Là-bas de l’autre côté de l’eau retrace l’histoire mouvementée entre l’Algérie et la France des années 1954 à 1962 à travers une histoire d’amour passionnée.
Là-bas de l’autre côté de l’eau est une saga romanesque surprenante sur fond de guerre d’Algérie. L’histoire d’une famille ébranlée, d’un amour tourmenté. C’est un voyage immersif de part et d’autre de la Méditerranée aux côtés de personnages puissamment incarnés. Une pièce prenante, intelligente et utile.
France – Algérie : je t’aime, moi non plus
En Algérie, Moktar aime France, une jeune fille pied-noir qu’il connaît depuis l’enfance. Il aime la France aussi. Mais les évènements et ses aspirations d’indépendance pour son Algérie natale vont peu à peu l’éloigner de toutes les France de sa vie. Pendant ce temps, dans un bar de la banlieue parisienne, Jean-Paul profite quant à lui d’une dernière soirée d’insouciance avec son groupe de rock avant de rejoindre l’armée, missionné pour protéger la famille de la jeune femme.
La mise en scène efficace de Xavier Lemaire nous fait voyager de part et d’autre de la méditerranée. On passe de l’huilerie familiale d’Alger à un bar parisien ; du Ministère de l’Intérieur à une cave de la casbah où une cellule du FNL prépare des attentats contre la France… Des images et vidéos d’archives viennent compléter un décor déjà très vivant et réaliste en contextualisant les évènements historiques. On est plongé dans un passé pas si lointain, dans un drame historique et humain de 8 ans, ramené à 2h30 dans un spectacle mené tambour battant.
Des comédiens engagés
Que de vie et d’énergie dans cette galerie de personnages hauts en couleurs ! Il faut dire qu’ils sont une douzaine de comédiens à donner vie à cet formidable fresque et à ses nombreux personnages. Et aucun ne nous a semblé de trop. Il y a cette Madame Marthe au caractère bien trempé, interprétée par Isabelle Andréani, qui voue une haine affirmée aux Algériens – sauf à ceux qu’elle emploie ! Et pour cause, elle les tient pour responsables de la mort de son mari.
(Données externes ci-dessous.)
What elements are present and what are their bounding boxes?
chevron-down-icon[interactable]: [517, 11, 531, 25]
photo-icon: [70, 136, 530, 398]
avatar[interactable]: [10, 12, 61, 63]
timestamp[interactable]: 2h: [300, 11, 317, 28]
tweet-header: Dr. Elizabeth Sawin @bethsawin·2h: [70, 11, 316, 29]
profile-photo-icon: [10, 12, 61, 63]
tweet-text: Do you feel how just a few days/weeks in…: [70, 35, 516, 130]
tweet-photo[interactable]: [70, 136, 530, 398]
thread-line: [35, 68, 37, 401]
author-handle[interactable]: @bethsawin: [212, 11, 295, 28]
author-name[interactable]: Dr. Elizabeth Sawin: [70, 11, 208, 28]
On flirte entre répugnance et empathie à son égard, mais elle ne laisse en tout cas pas indifférent.
Impossible non plus de ne pas être touché par la relation conflictuelle qui unit cette mère à sa fille aînée, France, qui lit Sagan et a bien d’autres horizons que son Algérie natale. Dans ce rôle, la lumineuse Noémie Bianco, nous captive. On remarque aussi Kamel Isker, troublant d’authenticité dans le rôle de Moktar. Quant à Hugo Lebreton, si son personnage de Jean-Paul est parfois un peu caricatural, sa naïveté apporte une touche de légèreté et d’humour salvatrice dans un contexte douloureux.
Quand l’amour rencontre la guerre
L’histoire d’amour secrète que vit France avec ce jeune révolutionnaire algérien employé de sa mère, Moktar, nous embarque tout de suite parce qu’elle a quelque chose d’instinctif. Elle semble condamnée d’avance et incarne en cela même l’idée de liberté dans un contexte de plus en plus étouffant. Ils se connaissent depuis toujours, ils s’aiment, mais l’Histoire, la grande, les rattrape… Et puis il y a Jean-Paul, dont les sentiments pour France vont venir compliquer un peu plus les choses.
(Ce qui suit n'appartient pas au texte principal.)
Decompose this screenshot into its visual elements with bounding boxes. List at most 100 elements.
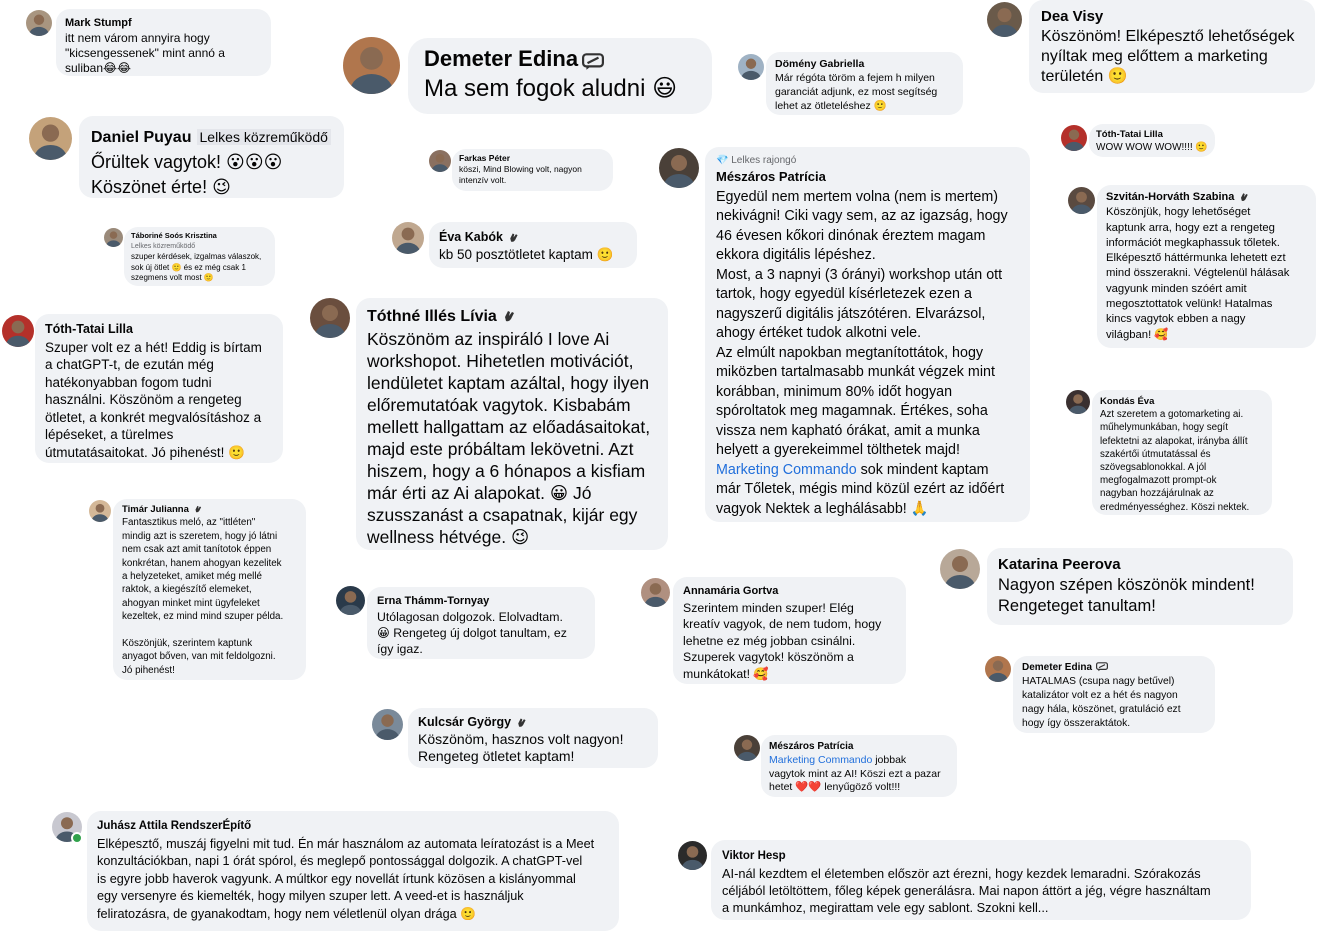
comment-bubble: Demeter Edina Ma sem fogok aludni 😃 bbox=[408, 38, 712, 114]
comment-bubble: Annamária Gortva Szerintem minden szuper… bbox=[673, 577, 906, 684]
commenter-name[interactable]: Timár Julianna bbox=[122, 504, 189, 515]
comment-text: Köszönöm az inspiráló I love Ai workshop… bbox=[367, 329, 651, 547]
comment-text: Utólagosan dolgozok. Elolvadtam. 😀 Renge… bbox=[377, 610, 567, 656]
commenter-name[interactable]: Tóthné Illés Lívia bbox=[367, 308, 497, 325]
comment-bubble: Tóth-Tatai Lilla WOW WOW WOW!!!! 🙂 bbox=[1089, 124, 1215, 157]
comment-text: Szuper volt ez a hét! Eddig is bírtam a … bbox=[45, 339, 262, 460]
comment-text: Köszönjük, hogy lehetőséget kaptunk arra… bbox=[1106, 206, 1290, 341]
comment-bubble: Tóth-Tatai Lilla Szuper volt ez a hét! E… bbox=[35, 314, 283, 463]
comment-bubble: Szvitán-Horváth Szabina Köszönjük, hogy … bbox=[1097, 185, 1316, 348]
avatar[interactable] bbox=[734, 735, 760, 761]
avatar[interactable] bbox=[336, 586, 365, 615]
commenter-name[interactable]: Erna Thámm-Tornyay bbox=[377, 595, 489, 607]
comment-text: Már régóta töröm a fejem h milyen garanc… bbox=[775, 72, 938, 112]
mention-link[interactable]: Marketing Commando bbox=[716, 462, 857, 478]
avatar[interactable] bbox=[343, 37, 400, 94]
avatar[interactable] bbox=[2, 315, 34, 347]
fan-role-label: 💎 Lelkes rajongó bbox=[716, 155, 797, 166]
comment-text: kb 50 posztötletet kaptam 🙂 bbox=[439, 247, 614, 262]
commenter-name[interactable]: Katarina Peerova bbox=[998, 556, 1121, 573]
comment-text: Nagyon szépen köszönök mindent! Rengeteg… bbox=[998, 576, 1255, 615]
avatar[interactable] bbox=[104, 228, 123, 247]
comment-text: köszi, Mind Blowing volt, nagyon intenzí… bbox=[459, 164, 582, 185]
commenter-name[interactable]: Demeter Edina bbox=[1022, 662, 1092, 673]
commenter-name[interactable]: Mészáros Patrícia bbox=[716, 169, 826, 184]
comment-text: HATALMAS (csupa nagy betűvel) katalizáto… bbox=[1022, 676, 1181, 729]
wave-icon bbox=[1238, 191, 1250, 203]
avatar[interactable] bbox=[392, 222, 424, 254]
avatar[interactable] bbox=[310, 298, 350, 338]
wave-icon bbox=[515, 716, 528, 729]
online-status-dot bbox=[71, 832, 83, 844]
comment-bubble: Dea Visy Köszönöm! Elképesztő lehetősége… bbox=[1029, 0, 1315, 93]
avatar[interactable] bbox=[987, 2, 1022, 37]
comment-text: Őrültek vagytok! 😮😮😮 Köszönet érte! 😉 bbox=[91, 152, 283, 197]
commenter-name[interactable]: Szvitán-Horváth Szabina bbox=[1106, 191, 1234, 203]
commenter-name[interactable]: Dömény Gabriella bbox=[775, 58, 864, 70]
commenter-name[interactable]: Mark Stumpf bbox=[65, 17, 132, 29]
comment-bubble: Tóthné Illés Lívia Köszönöm az inspiráló… bbox=[356, 298, 668, 550]
top-fan-badge-icon bbox=[1096, 662, 1108, 672]
comment-bubble: Farkas Péter köszi, Mind Blowing volt, n… bbox=[452, 149, 613, 191]
comment-text: Fantasztikus meló, az "itt​léten" mindig… bbox=[122, 517, 284, 676]
commenter-name[interactable]: Mészáros Patrícia bbox=[769, 741, 854, 752]
avatar[interactable] bbox=[429, 150, 451, 172]
avatar[interactable] bbox=[372, 709, 403, 740]
avatar[interactable] bbox=[940, 549, 980, 589]
commenter-name[interactable]: Annamária Gortva bbox=[683, 585, 778, 597]
contributor-badge: Lelkes közreműködő bbox=[196, 129, 331, 145]
commenter-name[interactable]: Viktor Hesp bbox=[722, 850, 786, 862]
avatar[interactable] bbox=[1068, 187, 1095, 214]
commenter-name[interactable]: Demeter Edina bbox=[424, 46, 578, 71]
comment-bubble: 💎 Lelkes rajongó Mészáros Patrícia Egyed… bbox=[705, 147, 1030, 522]
top-fan-badge-icon bbox=[582, 53, 604, 71]
comment-text: Szerintem minden szuper! Elég kreatív va… bbox=[683, 600, 882, 681]
contributor-badge: Lelkes közreműködő bbox=[131, 242, 196, 250]
comment-text: WOW WOW WOW!!!! 🙂 bbox=[1096, 142, 1208, 153]
comment-bubble: Juhász Attila RendszerÉpítő Elképesztő, … bbox=[87, 811, 619, 931]
avatar[interactable] bbox=[89, 500, 111, 522]
avatar[interactable] bbox=[29, 117, 72, 160]
avatar[interactable] bbox=[659, 148, 699, 188]
commenter-name[interactable]: Kulcsár György bbox=[418, 715, 511, 729]
comment-text: Egyedül nem mertem volna (nem is mertem)… bbox=[716, 188, 1008, 459]
avatar[interactable] bbox=[1066, 390, 1090, 414]
comment-bubble: Mészáros Patrícia Marketing Commando job… bbox=[761, 735, 957, 797]
commenter-name[interactable]: Tóth-Tatai Lilla bbox=[1096, 129, 1163, 140]
comment-bubble: Éva Kabók kb 50 posztötletet kaptam 🙂 bbox=[429, 222, 637, 268]
comment-bubble: Erna Thámm-Tornyay Utólagosan dolgozok. … bbox=[367, 587, 595, 659]
avatar[interactable] bbox=[678, 841, 707, 870]
commenter-name[interactable]: Farkas Péter bbox=[459, 153, 510, 163]
comment-text: szuper kérdések, izgalmas válaszok, sok … bbox=[131, 252, 262, 282]
comment-text: Köszönöm, hasznos volt nagyon! Rengeteg … bbox=[418, 731, 624, 764]
comment-bubble: Kulcsár György Köszönöm, hasznos volt na… bbox=[408, 708, 658, 768]
wave-icon bbox=[193, 504, 203, 514]
avatar[interactable] bbox=[26, 10, 52, 36]
wave-icon bbox=[507, 231, 520, 244]
commenter-name[interactable]: Táboriné Soós Krisztina bbox=[131, 231, 217, 240]
commenter-name[interactable]: Dea Visy bbox=[1041, 8, 1103, 25]
commenter-name[interactable]: Éva Kabók bbox=[439, 230, 503, 244]
comment-text: itt nem várom annyira hogy "kicsengessen… bbox=[65, 31, 225, 75]
comment-bubble: Timár Julianna Fantasztikus meló, az "it… bbox=[113, 499, 306, 680]
comment-bubble: Kondás Éva Azt szeretem a gotomarketing … bbox=[1092, 390, 1272, 515]
comment-bubble: Mark Stumpf itt nem várom annyira hogy "… bbox=[56, 9, 271, 76]
commenter-name[interactable]: Kondás Éva bbox=[1100, 396, 1154, 407]
wave-icon bbox=[501, 308, 517, 324]
comment-bubble: Dömény Gabriella Már régóta töröm a feje… bbox=[766, 52, 963, 115]
commenter-name[interactable]: Tóth-Tatai Lilla bbox=[45, 322, 133, 336]
mention-link[interactable]: Marketing Commando bbox=[769, 754, 872, 766]
comment-bubble: Viktor Hesp AI-nál kezdtem el életemben … bbox=[711, 840, 1251, 920]
avatar[interactable] bbox=[738, 54, 764, 80]
avatar[interactable] bbox=[985, 656, 1011, 682]
comment-text: Ma sem fogok aludni 😃 bbox=[424, 75, 678, 102]
avatar[interactable] bbox=[641, 578, 670, 607]
comment-text: Köszönöm! Elképesztő lehetőségek nyíltak… bbox=[1041, 28, 1295, 85]
commenter-name[interactable]: Juhász Attila RendszerÉpítő bbox=[97, 820, 251, 832]
comment-text: Elképesztő, muszáj figyelni mit tud. Én … bbox=[97, 836, 595, 921]
commenter-name[interactable]: Daniel Puyau bbox=[91, 129, 191, 146]
comment-bubble: Demeter Edina HATALMAS (csupa nagy betűv… bbox=[1013, 656, 1215, 733]
comment-bubble: Táboriné Soós Krisztina Lelkes közreműkö… bbox=[124, 227, 275, 286]
comment-text: AI-nál kezdtem el életemben először azt … bbox=[722, 866, 1211, 915]
avatar[interactable] bbox=[1061, 125, 1087, 151]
Les rêves et les espoirs de chacun des personnages de cette saga se heurtent ainsi à leurs convictions et à la dureté d’une réalité qui les dépasse. C’est d’une guerre que l’on parle, mais c’est avant tout d’humains dont il s’agit, touchés dans leurs cœurs, dans leurs âmes. Et quelques très beaux tableaux marquent l’esprit, à commencer par les scènes d’ouverture et de fermeture, visuellement et symboliquement très fortes.
Une ode à la fraternité
A travers les histoires individuelles de ces personnages et l’évolution de leurs situations respectives et de leurs choix, c’est la grande Histoire que l’on revisite. Celle de la guerre d’Algérie. Et c’est avec beaucoup d’intelligence et de sensibilité que la pièce s’empare du sujet. En effet, il n’y a ni parti pris ni procès d’intention dans la démarche de Pierre-Olivier Scotto qui entremêle avec nuances les différents points de vue.
L’ambition de cette pièce est de transmettre, de libérer la parole sur un pan d’histoire resté assez tabou alors qu’il imprègne encore bien trop les consciences ; d’exorciser la colère, les douleurs, et rétablir un lien de fraternité qui a bel et bien existé entre français de France, d’Algérie et algériens. Ainsi, on pardonne les quelques longueurs et le jeu parfois un peu trop criard, et on salue une véritable prouesse et un moment de théâtre puissant.